地址:
http://acm.hit.edu.cn/judge/show.php?Proid=1033&Contestid=0思路:可以把这道题等价地看成有向图中求哈密顿路的问题,每个在单词首尾出现过的字母看作一个节点,每个单词首字母看作节点的出度加1,尾字母看作节点的入度加1,而形成哈密顿路的条件是除了哈密顿路首尾两个节点外,其他节点的出度等于入度,而首节点出度比入度多1,尾节点入度比出度多1。除此之外,还要考虑图的连通性问题,因为不连通的图是无法形成哈密顿路的,使用并查集来判断图是否连通。
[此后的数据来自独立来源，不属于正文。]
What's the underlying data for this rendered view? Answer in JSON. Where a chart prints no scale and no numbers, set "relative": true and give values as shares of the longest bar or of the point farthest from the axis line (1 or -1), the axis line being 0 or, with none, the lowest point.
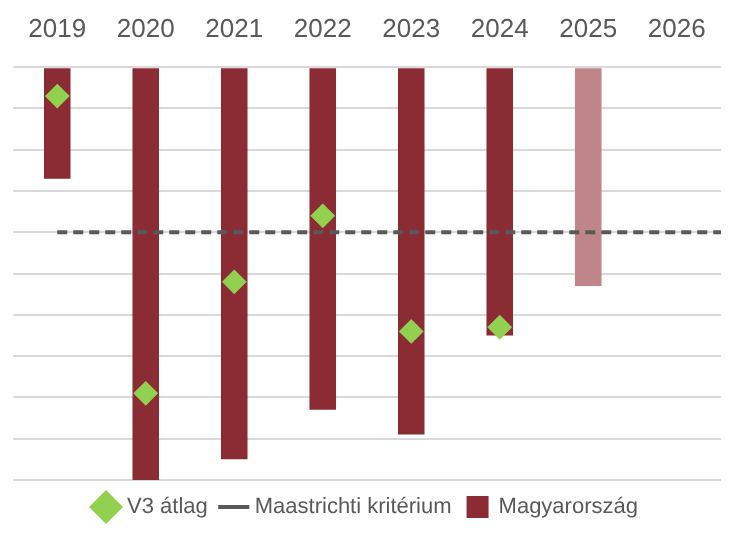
{
  "chart_data": {
    "type": "bar",
    "relative": true,
    "categories": [
      "2019",
      "2020",
      "2021",
      "2022",
      "2023",
      "2024",
      "2025",
      "2026"
    ],
    "series": [
      {
        "name": "Magyarország",
        "color": "#8b2c35",
        "colors": [
          "#8b2c35",
          "#8b2c35",
          "#8b2c35",
          "#8b2c35",
          "#8b2c35",
          "#8b2c35",
          "#c08589",
          null
        ],
        "values": [
          -0.27,
          -1,
          -0.95,
          -0.83,
          -0.89,
          -0.65,
          -0.53,
          null
        ]
      },
      {
        "name": "V3 átlag",
        "type": "scatter",
        "color": "#92d050",
        "marker": "diamond",
        "values": [
          -0.07,
          -0.79,
          -0.52,
          -0.36,
          -0.64,
          -0.63,
          null,
          null
        ]
      }
    ],
    "ref_lines": [
      {
        "axis": "y",
        "value": -0.4,
        "label": "Maastrichti kritérium",
        "color": "#595959",
        "line_style": "dashed"
      }
    ],
    "grid": "y",
    "legend": "bottom"
  }
}
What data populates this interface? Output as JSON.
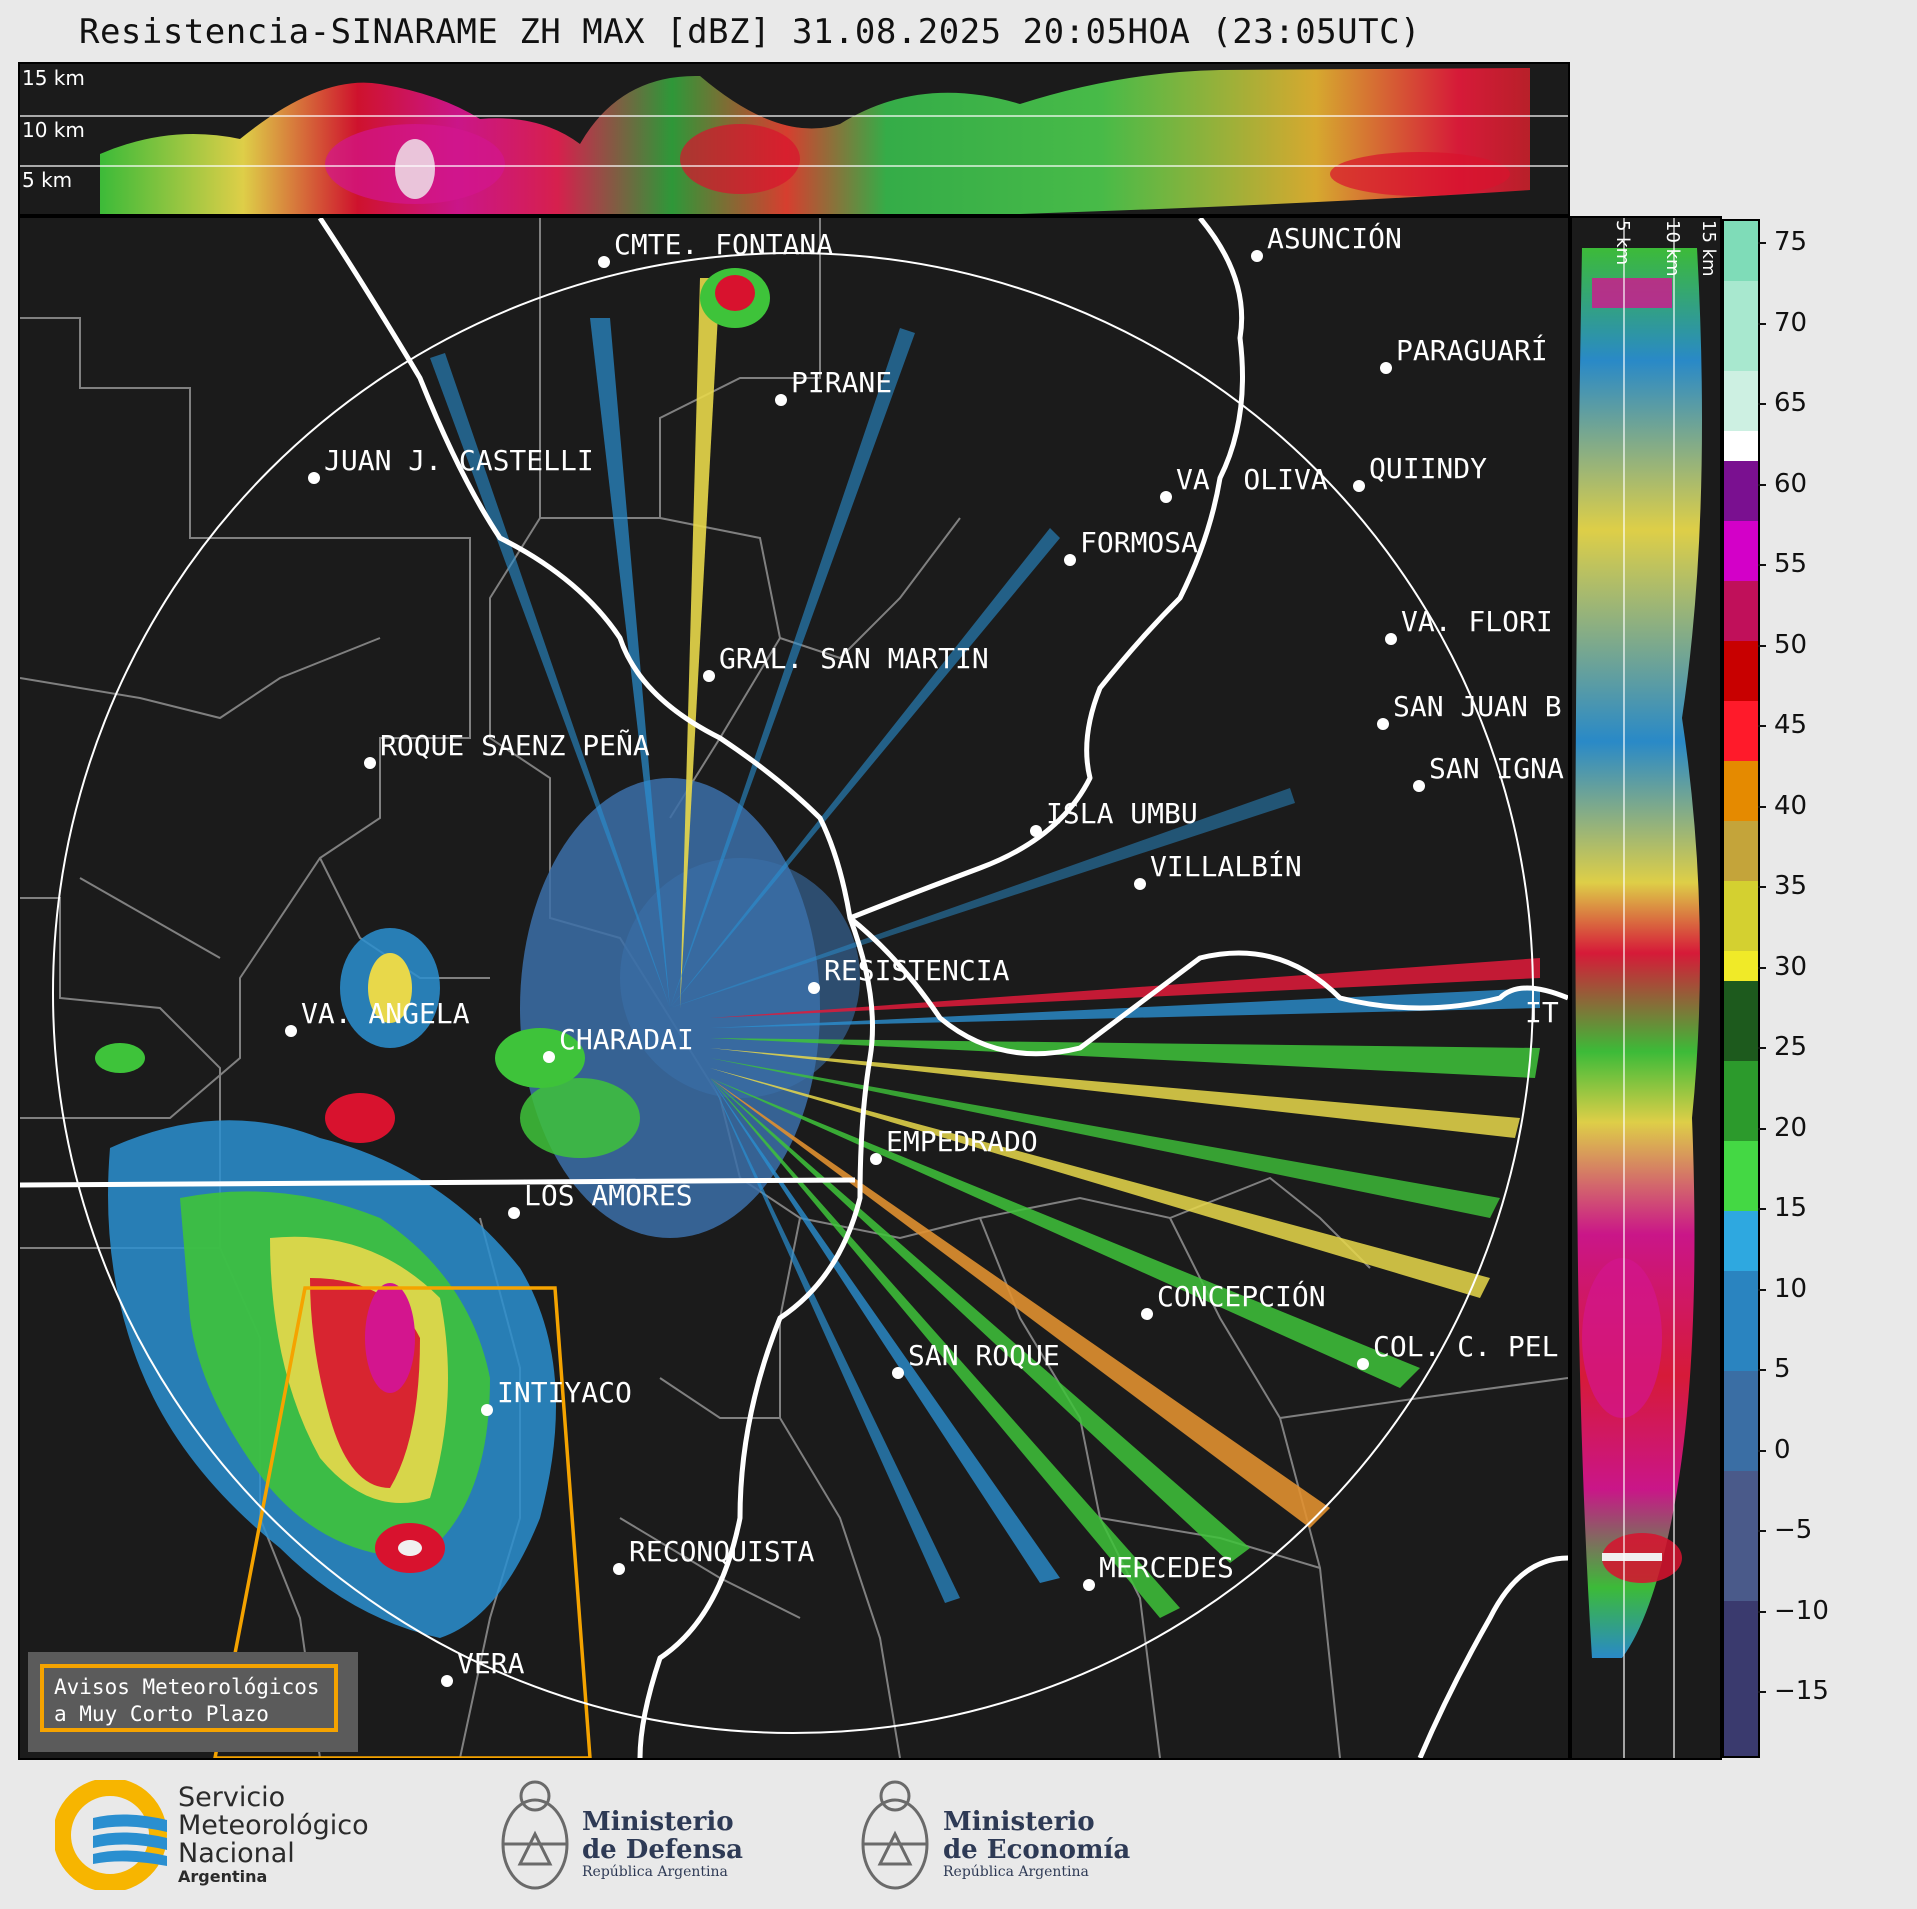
{
  "title": "Resistencia-SINARAME ZH MAX [dBZ] 31.08.2025 20:05HOA (23:05UTC)",
  "top_panel": {
    "height_labels": [
      "15 km",
      "10 km",
      "5 km"
    ]
  },
  "side_panel": {
    "height_labels": [
      "5 km",
      "10 km",
      "15 km"
    ]
  },
  "colorbar": {
    "ticks": [
      "75",
      "70",
      "65",
      "60",
      "55",
      "50",
      "45",
      "40",
      "35",
      "30",
      "25",
      "20",
      "15",
      "10",
      "5",
      "0",
      "−5",
      "−10",
      "−15"
    ],
    "range": [
      -20,
      77
    ]
  },
  "cities": {
    "fontana": "CMTE. FONTANA",
    "asuncion": "ASUNCIÓN",
    "paraguari": "PARAGUARÍ",
    "pirane": "PIRANE",
    "castelli": "JUAN J. CASTELLI",
    "oliva": "VA. OLIVA",
    "quiindy": "QUIINDY",
    "formosa": "FORMOSA",
    "florida": "VA. FLORI",
    "sanmartin": "GRAL. SAN MARTIN",
    "sanjuan": "SAN JUAN B",
    "saenzpena": "ROQUE SAENZ PEÑA",
    "sanignacio": "SAN IGNA",
    "islaumbu": "ISLA UMBU",
    "villalbin": "VILLALBÍN",
    "resistencia": "RESISTENCIA",
    "angela": "VA. ANGELA",
    "charadai": "CHARADAI",
    "ita": "IT",
    "empedrado": "EMPEDRADO",
    "losamores": "LOS AMORES",
    "concepcion": "CONCEPCIÓN",
    "sanroque": "SAN ROQUE",
    "colpel": "COL. C. PEL",
    "intiyaco": "INTIYACO",
    "reconquista": "RECONQUISTA",
    "mercedes": "MERCEDES",
    "vera": "VERA"
  },
  "warning_box": {
    "line1": "Avisos Meteorológicos",
    "line2": "a Muy Corto Plazo"
  },
  "footer": {
    "smn_line1": "Servicio",
    "smn_line2": "Meteorológico",
    "smn_line3": "Nacional",
    "smn_line4": "Argentina",
    "defensa_line1": "Ministerio",
    "defensa_line2": "de Defensa",
    "defensa_sub": "República Argentina",
    "economia_line1": "Ministerio",
    "economia_line2": "de Economía",
    "economia_sub": "República Argentina"
  },
  "colors": {
    "background": "#1b1b1b",
    "range_ring": "#ffffff",
    "rivers": "#ffffff",
    "borders": "#808080",
    "warning_polygon": "#f5a300",
    "smn_yellow": "#f7b500",
    "smn_blue": "#2a8fd0"
  }
}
并查集的内容详情可见:
http://www.cppblog.com/amazon/archive/2009/08/15/93457.html代码如下:
#include <stdio.h>
#include <string.h>
#include <memory.h>
#define OUT 10
typedef struct
{
int parent;
int height;
}Node;
Node set[26];
bool visited[26];
int record[26], num_record;
void Init()
{
int i;
for(i = 0; i < 26; i++)
{
visited[i] = false;
set[i].parent = i;
set[i].height = 1;
}
num_record = 0;
}
int Find(int x)
{
while(x != set[x].parent)
{
x = set[x].parent;
}
return x;
}
void Merge(int x, int y)
{
if(x == y)
{
return;
}
if(set[x].height == set[y].height)
{
set[y].parent = x;
set[x].height++;
}
else if(set[x].height > set[y].height)
set[y].parent = x;
else
set[x].parent = y;
}
int main()
{
int T, N;
int i, j;
char word[1005];
int letter[26];
int front, behind;
int a, b;
bool flag;
scanf("%d", &T);
for(i = 0; i < T; i++)
{
front = behind = 0;
memset(letter, 0, sizeof(letter));
Init();
scanf("%d", &N);
for(j = 0; j < N; j++)
{
scanf("%s", word);
a = word[0] - 'a';
b = word[strlen(word) - 1] - 'a';
letter[a]++;
letter[b]--;
Merge(Find(a), Find(b));
if(visited[a] == false)
{
visited[a] = true;
record[num_record++] = a;
}
if(visited[b] == false)
{
visited[b] = true;
record[num_record++] = b;
}
}
flag = false;
a = Find(record[0]);
for(j = 1; j < num_record; j++)
{
if(a != Find(record[j]))
{
flag = true;
break;
}
}
if(flag == true)
{
printf("The door cannot be opened.\n");
continue;
}
for(j = 0; j < 26; j++)
{
if(letter[j] > 1 || letter[j] < -1)
{
front = behind = OUT;
break;
}
else if(letter[j] == 1)
front++;
else if(letter[j] == -1)
behind++;
}
if((front == 1 && behind == 1) || (front == 0 && behind == 0))
{
printf("Ordering is possible.\n");
}
else
{
printf("The door cannot be opened.\n");
}
}
return 0;
}